In der Zeit nach der Unterhaltsreform 2008 wurde bei zwei "Partnern" der Unterhalt nach der sog. Dreiteilung ermittelt. Diese Berechnungsmethode und die zugrunde liegende Rechtsprechung von den "wandelbaren ehelichen Lebensverhältnissen" wurden jedoch vom Bundesverfassungsgericht[1] verworfen.

 

Rz. 5

Bei Unterhaltsansprüchen stellen sich immer folgende Fragen:

Welcher Unterhaltstatbestand ist erfüllt (Anspruchsgrundlage)?
Ist der Anspruchsteller überhaupt bedürftig?
Welchen Bedarf an finanziellen Mitteln hat der Unterhaltsberechtigte (beim Kindesunterhalt: der angemessene Bedarf nach § 1610, der in der Düsseldorfer Tabelle seinen Ausdruck findet; beim Ehegattenunterhalt: eheangemessener Bedarf, ggf. Herabsetzung des Bedarfs auf den angemessenen Bedarf nach § 1578b)?
In welchem Umfang kann der Unterhaltsberechtigte seinen Bedarf durch eigene Mittel decken? In welchem Umfang ist er konkret noch bedürftig (ungedeckter Restbedarf/Unterhaltshöhe)?
Ist der Unterhaltsschuldner finanziell in der Lage (Leistungsfähigkeit), den errechneten "Unterhalt", also den Bedarf bzw. den nicht durch Eigeneinkommen gedeckten Restbedarf, zu befriedigen, ohne dass sein eigener angemessener Unterhalt (§ 1581 beim Ehegattenunterhalt bzw. § 1603 beim Kindesunterhalt) unterschritten wird (Selbstbehalt)?
Sonderfragen, je nach Art des Unterhalts (insb. Begrenzung und Verwirkung).
 

Rz. 6

Die Dreiteilungsmethode berücksichtigte den Umstand, dass die finanziellen Mittel infolge eines neuen Partners auf drei Personen zu verteilen sind, bereits bei der Bestimmung des Bedarfs der Beteiligten – eben durch Dreiteilung zwischen M, F1 und F2 statt durch Halbteilung im Verhältnis M und F1 und wiederum Halbteilung im Verhältnis M und F2. Der neue Partner bzw. dessen Unterhaltsanspruch wurde dadurch zu einem "Bestandteil" der ehelichen Lebensverhältnisse, indem man diese Verhältnisse als auch nach der Ehe "wandelbar" erachtete. Eine neue Ehe wurde als Teil der früheren, aber eben wandelbaren Verhältnisse angesehen.

 

Rz. 7

Die Dreiteilungsmethode hat nach wie vor Bedeutung. Denn die Rückkehr zur Bedarfsbestimmung im Zweipersonenverhältnis ändert nichts daran, dass spätestens bei der Frage der Leistungsfähigkeit des Unterhaltsschuldners die Bedürfnisse aller drei Beteiligter wieder zum Ausgleich gebracht werden müssen, was unter Umständen wieder einen Rückgriff auf Überlegungen zur Dreiteilung notwendig macht.

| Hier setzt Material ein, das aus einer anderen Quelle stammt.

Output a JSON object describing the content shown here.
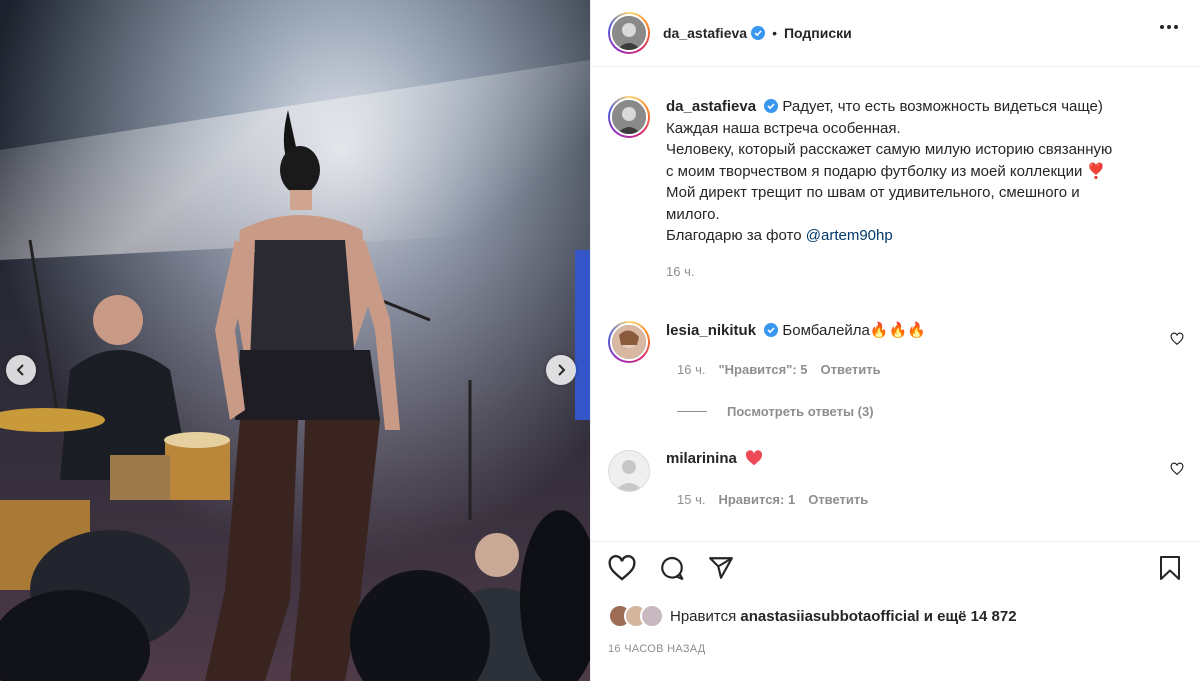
{
  "post": {
    "username": "da_astafieva",
    "separator": "•",
    "follow_status": "Подписки"
  },
  "caption": {
    "username": "da_astafieva",
    "lines": [
      "Радует, что есть возможность видеться чаще)",
      "Каждая наша встреча особенная.",
      "Человеку, который расскажет самую милую историю связанную",
      "с моим творчеством я подарю футболку из моей коллекции ❣️",
      "Мой директ трещит по швам от удивительного, смешного и",
      "милого.",
      "Благодарю за фото"
    ],
    "mention": "@artem90hp",
    "time": "16 ч."
  },
  "comments": [
    {
      "username": "lesia_nikituk",
      "verified": true,
      "text": "Бомбалейла🔥🔥🔥",
      "time": "16 ч.",
      "likes": "\"Нравится\": 5",
      "reply": "Ответить"
    },
    {
      "username": "milarinina",
      "verified": false,
      "text": "",
      "time": "15 ч.",
      "likes": "Нравится: 1",
      "reply": "Ответить"
    }
  ],
  "view_replies": "Посмотреть ответы (3)",
  "likes": {
    "prefix": "Нравится",
    "user": "anastasiiasubbotaofficial",
    "suffix": "и ещё 14 872"
  },
  "post_age": "16 ЧАСОВ НАЗАД",
  "colors": {
    "verified": "#3897f0",
    "heart_red": "#ed4956",
    "link": "#00376b",
    "secondary_text": "#8e8e8e"
  },
  "icons": [
    "heart-icon",
    "comment-icon",
    "share-icon",
    "bookmark-icon",
    "more-icon",
    "chevron-left-icon",
    "chevron-right-icon"
  ]
}
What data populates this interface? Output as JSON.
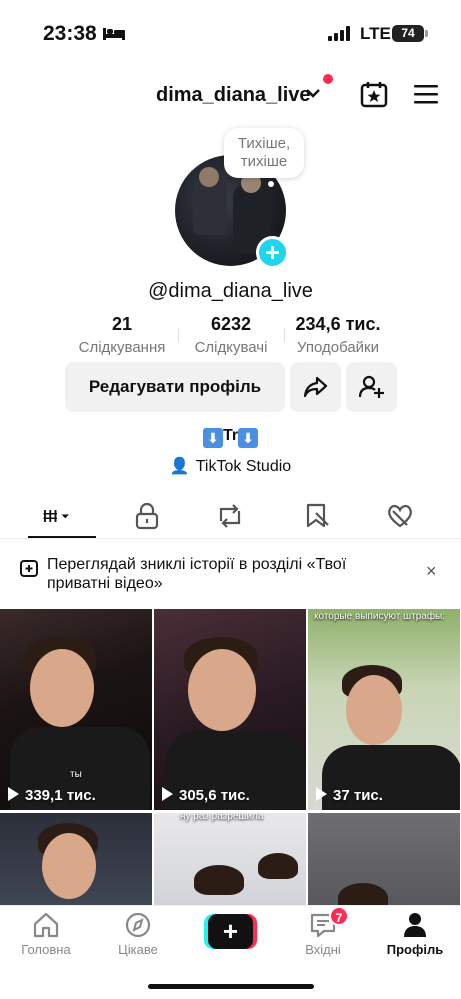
{
  "status_bar": {
    "time": "23:38",
    "network": "LTE",
    "battery": "74"
  },
  "header": {
    "username": "dima_diana_live"
  },
  "profile": {
    "bubble_note": "Тихіше, тихіше",
    "handle": "@dima_diana_live",
    "stats": [
      {
        "value": "21",
        "label": "Слідкування"
      },
      {
        "value": "6232",
        "label": "Слідкувачі"
      },
      {
        "value": "234,6 тис.",
        "label": "Уподобайки"
      }
    ],
    "edit_button": "Редагувати профіль",
    "bio": "Tr",
    "studio_link": "TikTok Studio"
  },
  "banner": {
    "text": "Переглядай зниклі історії в розділі «Твої приватні відео»",
    "close": "×"
  },
  "videos": [
    {
      "views": "339,1 тис.",
      "caption": "ты"
    },
    {
      "views": "305,6 тис.",
      "caption": ""
    },
    {
      "views": "37 тис.",
      "caption": "которые выписуют штрафы:"
    },
    {
      "views": "",
      "caption": ""
    },
    {
      "views": "",
      "caption": "ну раз разрешила"
    },
    {
      "views": "",
      "caption": ""
    }
  ],
  "nav": {
    "home": "Головна",
    "discover": "Цікаве",
    "plus": "+",
    "inbox": "Вхідні",
    "inbox_badge": "7",
    "profile": "Профіль"
  },
  "colors": {
    "accent": "#fe2c55",
    "cyan": "#25f4ee",
    "add_button": "#20d5ec"
  }
}
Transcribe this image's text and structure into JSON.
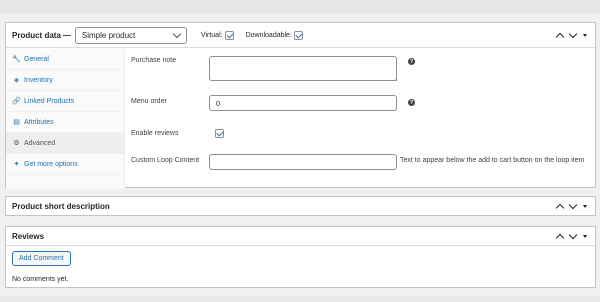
{
  "product_data": {
    "title": "Product data",
    "dash": "—",
    "type_select": "Simple product",
    "virtual_label": "Virtual:",
    "virtual_checked": true,
    "downloadable_label": "Downloadable:",
    "downloadable_checked": true,
    "tabs": [
      {
        "label": "General",
        "icon": "wrench-icon",
        "glyph": "🔧"
      },
      {
        "label": "Inventory",
        "icon": "tag-icon",
        "glyph": "◈"
      },
      {
        "label": "Linked Products",
        "icon": "link-icon",
        "glyph": "🔗"
      },
      {
        "label": "Attributes",
        "icon": "list-icon",
        "glyph": "▤"
      },
      {
        "label": "Advanced",
        "icon": "gear-icon",
        "glyph": "⚙"
      },
      {
        "label": "Get more options",
        "icon": "plugin-icon",
        "glyph": "✦"
      }
    ],
    "active_tab": "Advanced",
    "fields": {
      "purchase_note_label": "Purchase note",
      "purchase_note_value": "",
      "menu_order_label": "Menu order",
      "menu_order_value": "0",
      "enable_reviews_label": "Enable reviews",
      "enable_reviews_checked": true,
      "custom_loop_label": "Custom Loop Content",
      "custom_loop_value": "",
      "custom_loop_desc": "Text to appear below the add to cart button on the loop item"
    },
    "help_glyph": "?"
  },
  "short_description": {
    "title": "Product short description"
  },
  "reviews": {
    "title": "Reviews",
    "add_button": "Add Comment",
    "empty_text": "No comments yet."
  },
  "colors": {
    "link": "#2271b1",
    "border": "#c3c4c7",
    "background": "#f0f0f1"
  }
}
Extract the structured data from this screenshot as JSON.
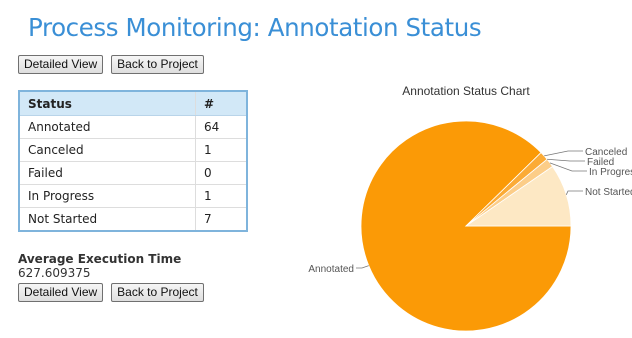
{
  "header": {
    "title": "Process Monitoring: Annotation Status"
  },
  "actions_top": {
    "detailed_view": "Detailed View",
    "back_to_project": "Back to Project"
  },
  "table": {
    "headers": [
      "Status",
      "#"
    ],
    "rows": [
      {
        "status": "Annotated",
        "count": "64"
      },
      {
        "status": "Canceled",
        "count": "1"
      },
      {
        "status": "Failed",
        "count": "0"
      },
      {
        "status": "In Progress",
        "count": "1"
      },
      {
        "status": "Not Started",
        "count": "7"
      }
    ]
  },
  "average_execution": {
    "label": "Average Execution Time",
    "value": "627.609375"
  },
  "actions_bottom": {
    "detailed_view": "Detailed View",
    "back_to_project": "Back to Project"
  },
  "chart_data": {
    "type": "pie",
    "title": "Annotation Status Chart",
    "labels": [
      "Annotated",
      "Canceled",
      "Failed",
      "In Progress",
      "Not Started"
    ],
    "values": [
      64,
      1,
      0,
      1,
      7
    ],
    "colors": [
      "#fb9a06",
      "#fbab36",
      "#fbbc5f",
      "#fccd88",
      "#fde8c4"
    ],
    "start_angle_deg": 0,
    "legend": "leader-line labels"
  }
}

Auch ist der Fall zu bedenken, dass ein Mann während bestehender Ehe einer weiteren Frau nach § 1615l unterhaltspflichtig wird.[2]

 

BGH, Beschl. v. 25.9.2019 – XII ZB 25/19 Rn 33

Ohne rechtliche Relevanz ist die in diesem Zusammenhang von der Rechtsbeschwerde erhobene Rüge, das Oberlandesgericht habe dabei die "Drittelmethode" rechtsfehlerhaft angewandt. Denn das Oberlandesgericht hat sich insoweit lediglich die Kontrollfrage vorgelegt, ob der für den Betreuungsunterhalt angesetzte Betrag über demjenigen liegt, der sich nach Dreiteilung der bedarfsprägenden Gesamteinkünfte der Beteiligten ergibt, und dies zutreffend verneint.

Zudem hat man sich mit der Dreiteilungsmethode zu befassen, wenn die Abänderung eines Titels, dem noch die Dreiteilungsmethode zugrunde liegt, erfolgreich betrieben werden soll. Eine Darstellung der Dreiteilungsmethode bei der Bedarfsbestimmung findet sich im Anhang 1: Die Dreiteilungsmethode (siehe Anhang 1 Rdn 1 ff.).

 

Rz. 8

Das BVerfG hat also eine Bedarfsbemessung unter Einbeziehung des neuen Partners abgelehnt.

 

BVerfG v. 25.1.2011 – 1 BvR 918/10, Leitsatz

Die zur Auslegung des § 1578 Abs. 1 Satz 1 BGB entwickelte Rechtsprechung zu den "wandelbaren ehelichen Lebensverhältnissen" unter Anwendung der Berechnungsmethode der sogenannten Dreiteilung löst sich von dem Konzept des Gesetzg...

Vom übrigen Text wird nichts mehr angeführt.